On Wed, Nov 15, 2017 at 1:41 PM, Koos Zevenhoven <k7hoven@gmail.com> wrote:
[..] 
What do we call such a "type"? Maybe we have both "concrete" and "strictly concrete" types. Perhaps we also have both "abstract" and "strictly abstract" types. An ABC with some concrete default implementations might then be both a concrete type and an abstract type.

Note that in the above bullet point "definition" of concrete type, I intentionally left out the requirement that the type can be instantiated. 

The other two bullet points are:

* strictly concrete type: a concrete type that is not abstract––it concretely implements everything that it represents / describes. This is almost always a normal class, so it might be also known as "class".

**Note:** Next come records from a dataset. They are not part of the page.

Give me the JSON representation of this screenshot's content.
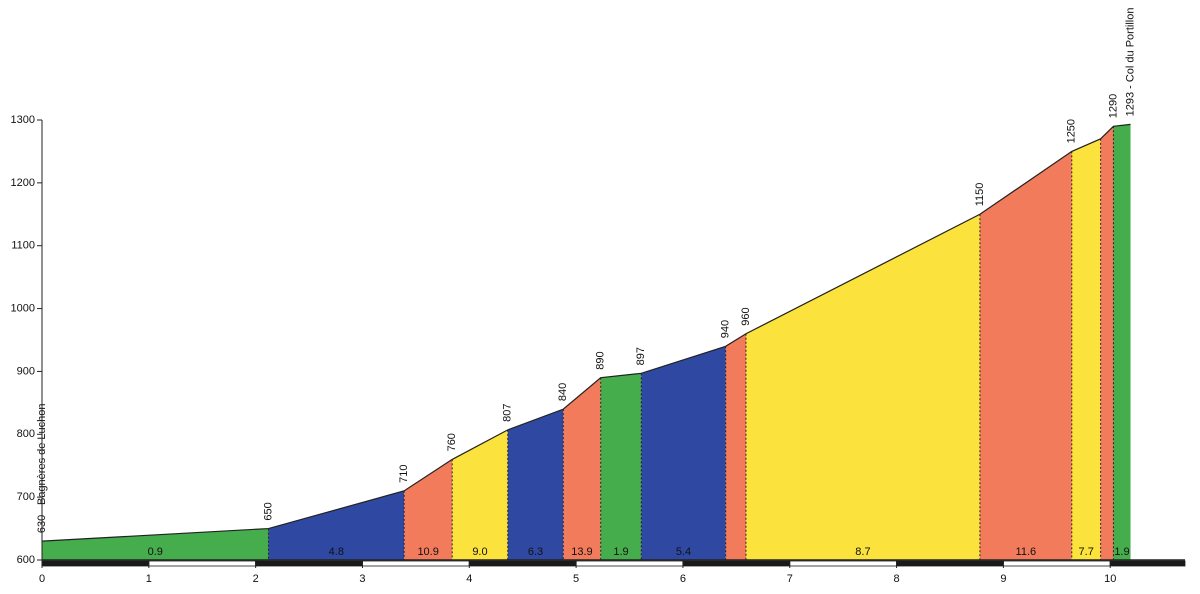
{
  "chart_data": {
    "type": "profile",
    "x": [
      0,
      2.12,
      3.39,
      3.84,
      4.36,
      4.88,
      5.23,
      5.61,
      6.4,
      6.59,
      8.78,
      9.64,
      9.91,
      10.03,
      10.19
    ],
    "elevations": [
      630,
      650,
      710,
      760,
      807,
      840,
      890,
      897,
      940,
      960,
      1150,
      1250,
      1270,
      1290,
      1293
    ],
    "value_labels": [
      "630 - Bagnères de Luchon",
      "650",
      "710",
      "760",
      "807",
      "840",
      "890",
      "897",
      "940",
      "960",
      "1150",
      "1250",
      null,
      "1290",
      "1293 - Col du Portillon"
    ],
    "gradients": [
      0.9,
      4.8,
      10.9,
      9.0,
      6.3,
      13.9,
      1.9,
      5.4,
      null,
      8.7,
      11.6,
      7.7,
      null,
      1.9
    ],
    "gradient_labels": [
      "0.9",
      "4.8",
      "10.9",
      "9.0",
      "6.3",
      "13.9",
      "1.9",
      "5.4",
      null,
      "8.7",
      "11.6",
      "7.7",
      null,
      "1.9"
    ],
    "colors": [
      "#45ad4c",
      "#2f49a3",
      "#f27b5b",
      "#fbe23c",
      "#2f49a3",
      "#f27b5b",
      "#45ad4c",
      "#2f49a3",
      "#f27b5b",
      "#fbe23c",
      "#f27b5b",
      "#fbe23c",
      "#f27b5b",
      "#45ad4c"
    ],
    "xlim": [
      0,
      10.7
    ],
    "xticks": [
      0,
      1,
      2,
      3,
      4,
      5,
      6,
      7,
      8,
      9,
      10
    ],
    "ylim": [
      600,
      1300
    ],
    "yticks": [
      600,
      700,
      800,
      900,
      1000,
      1100,
      1200,
      1300
    ]
  }
}
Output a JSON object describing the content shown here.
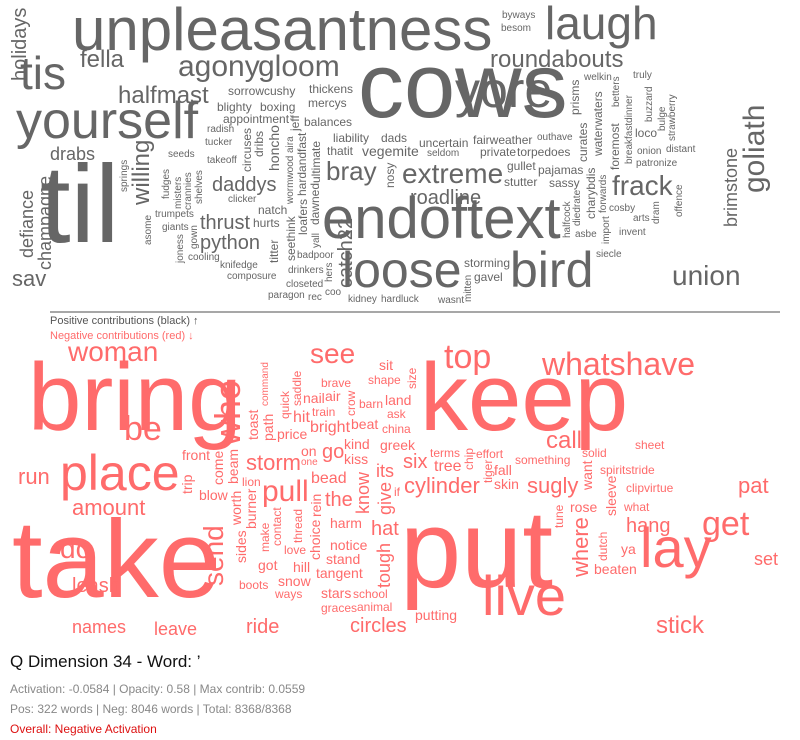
{
  "colors": {
    "positive": "#666666",
    "negative": "#ff6b6b",
    "divider": "#a7a7a7"
  },
  "positive_cloud": [
    [
      "cows",
      92
    ],
    [
      "til",
      110
    ],
    [
      "unpleasantness",
      60
    ],
    [
      "laugh",
      46
    ],
    [
      "yourself",
      52
    ],
    [
      "endoftext",
      58
    ],
    [
      "loose",
      50
    ],
    [
      "bird",
      50
    ],
    [
      "tis",
      46
    ],
    [
      "yore",
      50
    ],
    [
      "agony",
      30
    ],
    [
      "gloom",
      30
    ],
    [
      "fella",
      24
    ],
    [
      "halfmast",
      24
    ],
    [
      "roundabouts",
      24
    ],
    [
      "extreme",
      28
    ],
    [
      "frack",
      28
    ],
    [
      "goliath",
      30
    ],
    [
      "bray",
      26
    ],
    [
      "union",
      28
    ],
    [
      "drabs",
      18
    ],
    [
      "daddys",
      20
    ],
    [
      "thrust",
      20
    ],
    [
      "python",
      20
    ],
    [
      "willing",
      24
    ],
    [
      "catch22",
      20
    ],
    [
      "roadline",
      20
    ],
    [
      "defiance",
      18
    ],
    [
      "champagne",
      18
    ],
    [
      "sav",
      22
    ],
    [
      "holidays",
      20
    ],
    [
      "brimstone",
      18
    ],
    [
      "vegemite",
      14
    ],
    [
      "uncertain",
      12
    ],
    [
      "liability",
      12
    ],
    [
      "ultimate",
      12
    ],
    [
      "hardandfast",
      12
    ],
    [
      "fairweather",
      12
    ],
    [
      "dads",
      12
    ],
    [
      "balances",
      12
    ],
    [
      "private",
      12
    ],
    [
      "wormwood",
      10
    ],
    [
      "mercys",
      12
    ],
    [
      "gullet",
      12
    ],
    [
      "nosy",
      12
    ],
    [
      "honcho",
      14
    ],
    [
      "appointment",
      12
    ],
    [
      "thickens",
      12
    ],
    [
      "torpedoes",
      12
    ],
    [
      "boxing",
      12
    ],
    [
      "dawned",
      12
    ],
    [
      "thatit",
      12
    ],
    [
      "dribs",
      12
    ],
    [
      "stutter",
      12
    ],
    [
      "circuses",
      12
    ],
    [
      "natch",
      12
    ],
    [
      "sassy",
      12
    ],
    [
      "takeoff",
      10
    ],
    [
      "curates",
      12
    ],
    [
      "loafers",
      12
    ],
    [
      "blighty",
      12
    ],
    [
      "cushy",
      12
    ],
    [
      "waterwaters",
      12
    ],
    [
      "charybdis",
      12
    ],
    [
      "sorrow",
      12
    ],
    [
      "foremost",
      12
    ],
    [
      "pajamas",
      12
    ],
    [
      "seldom",
      10
    ],
    [
      "tucker",
      10
    ],
    [
      "seethink",
      12
    ],
    [
      "shelves",
      10
    ],
    [
      "forwards",
      10
    ],
    [
      "hurts",
      12
    ],
    [
      "jeff",
      12
    ],
    [
      "outhave",
      10
    ],
    [
      "prisms",
      12
    ],
    [
      "storming",
      12
    ],
    [
      "titter",
      12
    ],
    [
      "crannies",
      10
    ],
    [
      "yall",
      10
    ],
    [
      "radish",
      10
    ],
    [
      "clicker",
      10
    ],
    [
      "diedrate",
      10
    ],
    [
      "breakfastdinner",
      10
    ],
    [
      "fudges",
      10
    ],
    [
      "welkin",
      10
    ],
    [
      "seeds",
      10
    ],
    [
      "halfcock",
      10
    ],
    [
      "badpoor",
      10
    ],
    [
      "drinkers",
      10
    ],
    [
      "loco",
      12
    ],
    [
      "hers",
      10
    ],
    [
      "cosby",
      10
    ],
    [
      "misters",
      10
    ],
    [
      "asbe",
      10
    ],
    [
      "aira",
      10
    ],
    [
      "import",
      10
    ],
    [
      "betters",
      10
    ],
    [
      "gavel",
      12
    ],
    [
      "knifedge",
      10
    ],
    [
      "patronize",
      10
    ],
    [
      "composure",
      10
    ],
    [
      "buzzard",
      10
    ],
    [
      "besom",
      10
    ],
    [
      "trumpets",
      10
    ],
    [
      "closeted",
      10
    ],
    [
      "giants",
      10
    ],
    [
      "bulge",
      10
    ],
    [
      "gown",
      10
    ],
    [
      "onion",
      10
    ],
    [
      "distant",
      10
    ],
    [
      "mitten",
      10
    ],
    [
      "invent",
      10
    ],
    [
      "hardluck",
      10
    ],
    [
      "arts",
      10
    ],
    [
      "coo",
      10
    ],
    [
      "siecle",
      10
    ],
    [
      "wasnt",
      10
    ],
    [
      "offence",
      10
    ],
    [
      "byways",
      10
    ],
    [
      "springs",
      10
    ],
    [
      "truly",
      10
    ],
    [
      "strawberry",
      10
    ],
    [
      "dram",
      10
    ],
    [
      "joness",
      10
    ],
    [
      "kidney",
      10
    ],
    [
      "cooling",
      10
    ],
    [
      "paragon",
      10
    ],
    [
      "asome",
      10
    ],
    [
      "rec",
      10
    ]
  ],
  "negative_cloud": [
    [
      "take",
      110
    ],
    [
      "put",
      110
    ],
    [
      "bring",
      96
    ],
    [
      "keep",
      96
    ],
    [
      "live",
      56
    ],
    [
      "lay",
      56
    ],
    [
      "place",
      50
    ],
    [
      "whatshave",
      32
    ],
    [
      "who",
      36
    ],
    [
      "woman",
      28
    ],
    [
      "see",
      28
    ],
    [
      "top",
      34
    ],
    [
      "pull",
      30
    ],
    [
      "send",
      28
    ],
    [
      "get",
      34
    ],
    [
      "be",
      34
    ],
    [
      "circles",
      20
    ],
    [
      "cylinder",
      22
    ],
    [
      "sugly",
      22
    ],
    [
      "storm",
      22
    ],
    [
      "call",
      24
    ],
    [
      "run",
      22
    ],
    [
      "amount",
      22
    ],
    [
      "leash",
      20
    ],
    [
      "do",
      28
    ],
    [
      "ride",
      20
    ],
    [
      "leave",
      18
    ],
    [
      "names",
      18
    ],
    [
      "stick",
      24
    ],
    [
      "pat",
      22
    ],
    [
      "set",
      18
    ],
    [
      "where",
      22
    ],
    [
      "hang",
      20
    ],
    [
      "give",
      18
    ],
    [
      "know",
      18
    ],
    [
      "its",
      18
    ],
    [
      "six",
      20
    ],
    [
      "the",
      20
    ],
    [
      "hat",
      20
    ],
    [
      "tree",
      16
    ],
    [
      "bead",
      16
    ],
    [
      "kiss",
      14
    ],
    [
      "harm",
      14
    ],
    [
      "greek",
      14
    ],
    [
      "go",
      20
    ],
    [
      "kind",
      14
    ],
    [
      "rein",
      14
    ],
    [
      "tiger",
      12
    ],
    [
      "notice",
      14
    ],
    [
      "skin",
      14
    ],
    [
      "choice",
      14
    ],
    [
      "china",
      12
    ],
    [
      "thread",
      12
    ],
    [
      "effort",
      12
    ],
    [
      "fall",
      14
    ],
    [
      "bright",
      16
    ],
    [
      "tough",
      18
    ],
    [
      "stand",
      14
    ],
    [
      "contact",
      12
    ],
    [
      "ask",
      12
    ],
    [
      "burner",
      14
    ],
    [
      "chip",
      12
    ],
    [
      "on",
      14
    ],
    [
      "something",
      12
    ],
    [
      "beat",
      14
    ],
    [
      "love",
      12
    ],
    [
      "tangent",
      14
    ],
    [
      "worth",
      14
    ],
    [
      "price",
      14
    ],
    [
      "train",
      12
    ],
    [
      "barn",
      12
    ],
    [
      "tune",
      12
    ],
    [
      "beam",
      14
    ],
    [
      "come",
      14
    ],
    [
      "land",
      14
    ],
    [
      "make",
      12
    ],
    [
      "hill",
      14
    ],
    [
      "path",
      14
    ],
    [
      "toast",
      14
    ],
    [
      "blow",
      14
    ],
    [
      "crow",
      12
    ],
    [
      "want",
      14
    ],
    [
      "terms",
      12
    ],
    [
      "sides",
      14
    ],
    [
      "nail",
      14
    ],
    [
      "snow",
      14
    ],
    [
      "school",
      12
    ],
    [
      "hit",
      16
    ],
    [
      "got",
      14
    ],
    [
      "rose",
      14
    ],
    [
      "stars",
      14
    ],
    [
      "shape",
      12
    ],
    [
      "sleeve",
      14
    ],
    [
      "solid",
      12
    ],
    [
      "front",
      14
    ],
    [
      "quick",
      12
    ],
    [
      "brave",
      12
    ],
    [
      "spiritstride",
      12
    ],
    [
      "dutch",
      12
    ],
    [
      "graces",
      12
    ],
    [
      "saddle",
      12
    ],
    [
      "ways",
      12
    ],
    [
      "animal",
      12
    ],
    [
      "size",
      12
    ],
    [
      "air",
      14
    ],
    [
      "boots",
      12
    ],
    [
      "sit",
      14
    ],
    [
      "trip",
      14
    ],
    [
      "putting",
      14
    ],
    [
      "clipvirtue",
      12
    ],
    [
      "command",
      10
    ],
    [
      "beaten",
      14
    ],
    [
      "lion",
      12
    ],
    [
      "what",
      12
    ],
    [
      "ya",
      14
    ],
    [
      "if",
      12
    ],
    [
      "sheet",
      12
    ],
    [
      "one",
      10
    ]
  ],
  "legend": {
    "positive": "Positive contributions (black) ↑",
    "negative": "Negative contributions (red) ↓"
  },
  "info": {
    "title": "Q Dimension 34 - Word: ’",
    "activation_line": "Activation: -0.0584 | Opacity: 0.58 | Max contrib: 0.0559",
    "counts_line": "Pos: 322 words | Neg: 8046 words | Total: 8368/8368",
    "overall": "Overall: Negative Activation"
  }
}
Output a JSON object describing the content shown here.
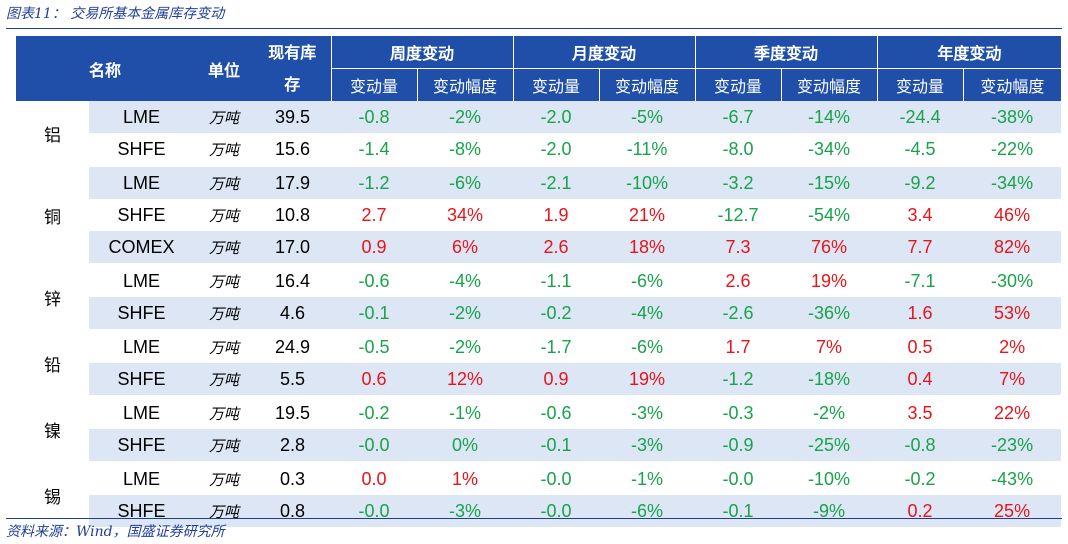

* strictly abstract type: an abstract type that is not concrete––it does not implement any functionality or storage.

​There might be a way to improve terminology from this, but I feel that what I sketched here is usable but still not very ambiguous.


​Let me rephrase that last sentence: I think this terminology is more clear.

And here's some additional clarification:

I expect that the possibility of a type being both concrete and abstract may sound strange. In some ways it is indeed strange, but this overlap of concepts definitely exists already, we just need to categorize and define the concepts clearly, but without introducing too many concepts whose relations to each other are messy.

This might also seem strange if you are not used to how "strict" is often used in mathematics and related sciences. Essentially, it's synonymous to "proper"​. For example,  "strict subset" and "proper subset" of a set both refer to a subset that is not the set itself. Any set is both a superset and subset of itself (in non-strict terms).  Also "pure" might sometimes refer to something similar.

So in some sense it means excluding the "gray area". Often that "gray area" is kept part of the non-strict/improper concept for convenience.